Fast forward a few years - I'm in the middle of marriage and work and kids and cats and life in general. Living a life that I never dreamed I would have because I had kind of chalked up my future to being the crazy cat lady. So hubby and I are trucking along in life...throwing around the idea of having a baby. We had already waited a couple of years because it was important to us to let the newness of our marriage settle in, especially because my husband was raising a son from a previous marriage. We just assumed that having a baby would be easy......I mean every time you turn on the news you see headlines of some teenage girl giving birth and abandoning her baby.....surely a stable, loving, mature couple could get pregnant. WRONG - the first few months we got the usual "let the pill get out of your system" speech. After that it was "relax and have fun with it". Everyone had there own piece of advice and though I'm sure they all meant well, no one can understand the heartbreak that takes place month after month. Finally after being referred to Reproductive Endocrinologist was I able to get some answers. PCOS with insulin resistance.......I had no idea really what that was or what it meant to my fertility. I did know that it meant drugs and the doctor warned me in advance that those drugs caused weight gain. I thought at first it would be no big deal but after 21 months of "no big deals" I was basically spent. I had given up hope and put on 15-20 pounds. I was raw emotionally and a shell of the fat and skinny girl that I had once been. Infertility had left a brand on my heart - I will never be the same. Not only have I changed physically but emotionally I have travelled so far. I have learned the true depth of my husband's love, I have learned that life is too short to spend every minute of every day obsessing about eating exactly 1500 calories while tempering that with 325 calories burned in exercise. I've learned that there are some spaces that are in us that can only be filled by something specific - you can't substitute those holes with other things - food does not fill a void nor does it ease the longing for a child.

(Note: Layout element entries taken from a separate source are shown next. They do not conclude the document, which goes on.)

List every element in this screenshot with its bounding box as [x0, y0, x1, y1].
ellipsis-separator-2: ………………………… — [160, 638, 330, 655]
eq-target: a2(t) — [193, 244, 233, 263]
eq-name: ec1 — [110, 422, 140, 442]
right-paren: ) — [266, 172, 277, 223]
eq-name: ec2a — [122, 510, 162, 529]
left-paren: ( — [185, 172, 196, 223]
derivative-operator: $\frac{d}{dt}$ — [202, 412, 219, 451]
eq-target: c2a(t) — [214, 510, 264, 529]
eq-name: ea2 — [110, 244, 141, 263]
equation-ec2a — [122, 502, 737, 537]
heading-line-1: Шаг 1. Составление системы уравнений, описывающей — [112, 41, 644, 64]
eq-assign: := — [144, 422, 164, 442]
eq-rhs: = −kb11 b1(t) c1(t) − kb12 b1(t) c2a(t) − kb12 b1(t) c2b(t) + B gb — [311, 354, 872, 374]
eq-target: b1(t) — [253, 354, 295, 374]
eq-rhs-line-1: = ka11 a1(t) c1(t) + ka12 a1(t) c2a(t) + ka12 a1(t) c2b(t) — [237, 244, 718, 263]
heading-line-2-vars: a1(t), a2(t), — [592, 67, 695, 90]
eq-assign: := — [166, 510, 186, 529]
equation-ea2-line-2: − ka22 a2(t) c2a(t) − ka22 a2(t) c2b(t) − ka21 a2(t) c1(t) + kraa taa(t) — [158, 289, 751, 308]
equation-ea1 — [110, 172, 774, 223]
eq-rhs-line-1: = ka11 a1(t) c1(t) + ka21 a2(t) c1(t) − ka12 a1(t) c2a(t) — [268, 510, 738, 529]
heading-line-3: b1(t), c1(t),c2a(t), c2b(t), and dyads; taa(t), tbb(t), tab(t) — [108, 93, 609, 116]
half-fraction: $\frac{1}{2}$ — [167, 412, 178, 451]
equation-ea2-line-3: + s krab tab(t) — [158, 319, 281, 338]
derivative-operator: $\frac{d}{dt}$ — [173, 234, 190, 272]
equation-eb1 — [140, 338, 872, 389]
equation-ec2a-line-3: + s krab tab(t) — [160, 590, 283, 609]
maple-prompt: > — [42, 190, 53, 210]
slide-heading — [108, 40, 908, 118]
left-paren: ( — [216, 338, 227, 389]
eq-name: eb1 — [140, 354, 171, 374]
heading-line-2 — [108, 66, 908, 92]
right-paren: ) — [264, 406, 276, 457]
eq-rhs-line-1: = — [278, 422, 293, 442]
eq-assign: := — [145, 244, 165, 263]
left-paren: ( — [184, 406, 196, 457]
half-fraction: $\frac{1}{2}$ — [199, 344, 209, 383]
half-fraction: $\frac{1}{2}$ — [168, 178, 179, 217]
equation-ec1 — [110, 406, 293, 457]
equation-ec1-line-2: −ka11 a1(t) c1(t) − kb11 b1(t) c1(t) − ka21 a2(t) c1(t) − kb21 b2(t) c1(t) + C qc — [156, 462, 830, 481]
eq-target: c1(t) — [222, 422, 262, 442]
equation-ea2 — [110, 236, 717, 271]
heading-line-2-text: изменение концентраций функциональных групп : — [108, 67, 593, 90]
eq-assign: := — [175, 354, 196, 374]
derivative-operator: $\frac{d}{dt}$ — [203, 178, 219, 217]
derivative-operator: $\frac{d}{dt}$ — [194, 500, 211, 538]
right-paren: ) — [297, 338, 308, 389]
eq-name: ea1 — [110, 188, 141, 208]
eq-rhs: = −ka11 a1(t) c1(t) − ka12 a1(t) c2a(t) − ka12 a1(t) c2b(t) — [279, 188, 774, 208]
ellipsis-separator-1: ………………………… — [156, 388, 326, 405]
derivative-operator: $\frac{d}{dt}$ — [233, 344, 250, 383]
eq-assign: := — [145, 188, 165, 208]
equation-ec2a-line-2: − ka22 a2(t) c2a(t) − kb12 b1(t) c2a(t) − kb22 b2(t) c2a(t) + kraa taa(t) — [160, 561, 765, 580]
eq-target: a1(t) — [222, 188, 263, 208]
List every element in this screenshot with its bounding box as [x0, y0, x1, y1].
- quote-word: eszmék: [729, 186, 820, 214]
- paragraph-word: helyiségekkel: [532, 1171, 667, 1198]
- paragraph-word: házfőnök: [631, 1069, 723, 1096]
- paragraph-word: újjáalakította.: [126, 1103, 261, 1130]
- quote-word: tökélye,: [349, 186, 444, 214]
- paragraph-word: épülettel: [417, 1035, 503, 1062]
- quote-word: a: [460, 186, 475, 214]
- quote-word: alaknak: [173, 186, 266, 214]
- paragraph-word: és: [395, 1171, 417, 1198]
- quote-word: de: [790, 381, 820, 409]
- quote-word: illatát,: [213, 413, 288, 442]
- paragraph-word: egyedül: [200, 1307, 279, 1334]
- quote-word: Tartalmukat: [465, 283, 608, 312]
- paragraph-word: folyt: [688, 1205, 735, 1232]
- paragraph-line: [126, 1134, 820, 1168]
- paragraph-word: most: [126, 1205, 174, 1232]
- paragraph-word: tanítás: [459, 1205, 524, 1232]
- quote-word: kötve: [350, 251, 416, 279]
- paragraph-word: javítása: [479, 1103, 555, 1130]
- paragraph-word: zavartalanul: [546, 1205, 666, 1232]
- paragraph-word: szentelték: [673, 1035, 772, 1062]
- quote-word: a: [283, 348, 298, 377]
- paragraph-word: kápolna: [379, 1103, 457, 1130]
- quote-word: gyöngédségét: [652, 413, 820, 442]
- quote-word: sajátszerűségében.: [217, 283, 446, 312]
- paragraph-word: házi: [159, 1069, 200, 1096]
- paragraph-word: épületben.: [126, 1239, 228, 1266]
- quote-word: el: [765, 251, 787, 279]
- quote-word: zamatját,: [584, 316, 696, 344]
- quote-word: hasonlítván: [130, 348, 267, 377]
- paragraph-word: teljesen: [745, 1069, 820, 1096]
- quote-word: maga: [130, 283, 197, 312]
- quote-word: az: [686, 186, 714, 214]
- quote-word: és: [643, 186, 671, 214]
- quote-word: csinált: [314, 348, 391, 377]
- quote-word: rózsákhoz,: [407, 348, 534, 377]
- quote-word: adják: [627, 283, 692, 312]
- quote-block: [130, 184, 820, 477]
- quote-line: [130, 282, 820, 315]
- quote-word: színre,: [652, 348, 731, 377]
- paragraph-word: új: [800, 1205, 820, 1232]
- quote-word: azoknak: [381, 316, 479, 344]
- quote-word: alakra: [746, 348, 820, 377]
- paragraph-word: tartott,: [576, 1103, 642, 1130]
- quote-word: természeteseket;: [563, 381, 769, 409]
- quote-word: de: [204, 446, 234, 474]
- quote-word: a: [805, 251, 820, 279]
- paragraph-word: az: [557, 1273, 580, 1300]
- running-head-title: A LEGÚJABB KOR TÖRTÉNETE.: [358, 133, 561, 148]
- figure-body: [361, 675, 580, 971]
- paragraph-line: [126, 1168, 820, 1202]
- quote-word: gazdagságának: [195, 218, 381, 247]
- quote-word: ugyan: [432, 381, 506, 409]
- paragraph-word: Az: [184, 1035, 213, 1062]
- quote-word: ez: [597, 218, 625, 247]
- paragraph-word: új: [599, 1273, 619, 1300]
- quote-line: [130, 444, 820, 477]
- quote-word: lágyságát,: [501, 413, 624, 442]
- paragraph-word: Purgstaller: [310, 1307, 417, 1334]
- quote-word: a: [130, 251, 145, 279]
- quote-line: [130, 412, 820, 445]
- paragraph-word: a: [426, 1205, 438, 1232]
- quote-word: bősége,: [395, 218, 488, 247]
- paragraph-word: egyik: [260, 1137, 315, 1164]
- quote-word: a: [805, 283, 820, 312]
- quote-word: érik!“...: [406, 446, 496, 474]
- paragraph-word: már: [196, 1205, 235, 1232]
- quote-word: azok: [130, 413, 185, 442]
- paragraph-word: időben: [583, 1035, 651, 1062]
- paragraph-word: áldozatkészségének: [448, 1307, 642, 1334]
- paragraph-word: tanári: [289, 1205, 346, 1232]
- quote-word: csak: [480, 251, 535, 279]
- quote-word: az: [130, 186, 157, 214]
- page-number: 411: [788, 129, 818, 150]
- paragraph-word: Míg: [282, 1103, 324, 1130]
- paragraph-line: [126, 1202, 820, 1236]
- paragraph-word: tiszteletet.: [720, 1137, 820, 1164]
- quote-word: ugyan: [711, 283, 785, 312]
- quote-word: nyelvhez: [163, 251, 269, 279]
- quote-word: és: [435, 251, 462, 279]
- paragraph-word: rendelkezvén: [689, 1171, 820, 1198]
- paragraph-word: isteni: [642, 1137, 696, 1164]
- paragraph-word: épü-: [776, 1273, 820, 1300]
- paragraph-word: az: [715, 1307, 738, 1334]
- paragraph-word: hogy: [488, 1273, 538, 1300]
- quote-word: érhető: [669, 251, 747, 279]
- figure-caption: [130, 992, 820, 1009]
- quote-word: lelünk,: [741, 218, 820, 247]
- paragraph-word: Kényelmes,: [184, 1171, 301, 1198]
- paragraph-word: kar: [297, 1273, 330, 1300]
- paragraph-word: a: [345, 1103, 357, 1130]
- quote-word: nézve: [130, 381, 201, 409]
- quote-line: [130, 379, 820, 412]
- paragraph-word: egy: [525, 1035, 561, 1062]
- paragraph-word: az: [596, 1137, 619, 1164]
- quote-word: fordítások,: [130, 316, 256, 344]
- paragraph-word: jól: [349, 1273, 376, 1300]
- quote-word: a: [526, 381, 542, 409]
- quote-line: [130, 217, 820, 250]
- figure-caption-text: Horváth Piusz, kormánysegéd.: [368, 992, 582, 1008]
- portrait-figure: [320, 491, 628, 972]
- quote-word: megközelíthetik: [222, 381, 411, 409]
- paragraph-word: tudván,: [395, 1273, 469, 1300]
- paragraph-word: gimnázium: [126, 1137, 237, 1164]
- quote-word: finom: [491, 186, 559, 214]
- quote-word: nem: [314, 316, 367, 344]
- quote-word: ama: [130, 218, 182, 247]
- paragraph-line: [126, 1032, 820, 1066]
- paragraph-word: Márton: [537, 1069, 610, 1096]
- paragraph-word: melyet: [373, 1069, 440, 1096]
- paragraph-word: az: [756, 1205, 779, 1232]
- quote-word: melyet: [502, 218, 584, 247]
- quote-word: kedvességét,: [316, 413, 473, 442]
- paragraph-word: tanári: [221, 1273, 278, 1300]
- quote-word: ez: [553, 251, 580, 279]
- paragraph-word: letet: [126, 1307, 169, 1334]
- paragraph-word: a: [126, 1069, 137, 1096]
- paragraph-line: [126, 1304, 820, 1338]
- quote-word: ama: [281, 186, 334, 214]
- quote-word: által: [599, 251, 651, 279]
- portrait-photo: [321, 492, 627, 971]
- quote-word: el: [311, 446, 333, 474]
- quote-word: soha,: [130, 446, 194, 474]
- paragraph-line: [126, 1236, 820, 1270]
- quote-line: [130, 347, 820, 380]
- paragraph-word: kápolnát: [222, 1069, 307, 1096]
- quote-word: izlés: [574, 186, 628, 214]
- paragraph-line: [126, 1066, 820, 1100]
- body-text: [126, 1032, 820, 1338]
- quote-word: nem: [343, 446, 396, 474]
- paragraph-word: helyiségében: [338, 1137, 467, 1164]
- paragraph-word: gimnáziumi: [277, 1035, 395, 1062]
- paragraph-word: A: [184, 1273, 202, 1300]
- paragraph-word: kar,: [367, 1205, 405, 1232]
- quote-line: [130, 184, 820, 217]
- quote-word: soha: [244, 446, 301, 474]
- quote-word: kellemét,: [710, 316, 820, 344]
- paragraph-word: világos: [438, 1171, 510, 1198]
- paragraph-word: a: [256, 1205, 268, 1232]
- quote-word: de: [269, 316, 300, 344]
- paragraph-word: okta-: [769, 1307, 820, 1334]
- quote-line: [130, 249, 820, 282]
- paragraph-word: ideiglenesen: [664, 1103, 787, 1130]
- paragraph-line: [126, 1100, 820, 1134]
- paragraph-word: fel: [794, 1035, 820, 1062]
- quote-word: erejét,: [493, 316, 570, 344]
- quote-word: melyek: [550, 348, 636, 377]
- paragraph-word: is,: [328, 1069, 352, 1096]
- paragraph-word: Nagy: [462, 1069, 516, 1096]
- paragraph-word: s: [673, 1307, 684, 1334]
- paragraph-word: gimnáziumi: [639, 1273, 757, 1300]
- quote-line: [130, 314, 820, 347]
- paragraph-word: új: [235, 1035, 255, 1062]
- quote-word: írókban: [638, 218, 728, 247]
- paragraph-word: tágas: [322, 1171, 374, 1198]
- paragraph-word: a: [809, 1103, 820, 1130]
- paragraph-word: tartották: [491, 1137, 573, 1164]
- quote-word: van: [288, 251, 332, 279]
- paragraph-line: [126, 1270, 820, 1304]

Fast forward one more time to Pregnant Barbie - WOW - I thought I would never say that! Again I have learned so much about myself......I am no longer my own person but I belong to someone that I've never met. I have fallen in love with my husband over again, every single day. I have fallen in love with this baby in spite of the fatigue and spreading hips. I find myself no longer looking at being thin or fat but at being a healthy mother who has a healthy baby. Everytime I go to the gym (when I can muster up the energy right now) I think about how good the exercise is for the baby.......5 weeks ago I agonized over heartrates and calories burned. I wouldn't eat an apple because of the carbs. Things are so different now - I have a true sense of peace regarding who I am. This is something I have never had - it is a little foreign to me. With that sense of belonging and peace comes my ability to become lazy too! Yep, that's the downside. I'm not nearly as driven right now. I'm not trying to be the next Top Model but I do want to be healthy and pizza, chocolate cupcakes and NO exercise does not equal healthy. There has to be a balance and I am out to find it.
I guess my whole point in putting this down was just to see how life changes. Sometimes we have no idea how things from our past will affect our future - we aren't able to see the big picture - we don't know how the cards will play out. All we can know is to keep moving forward, keep hoping, keep striving, keep believing. If we can do those things then maybe our miracle, whatever it is for us personally, will come forth???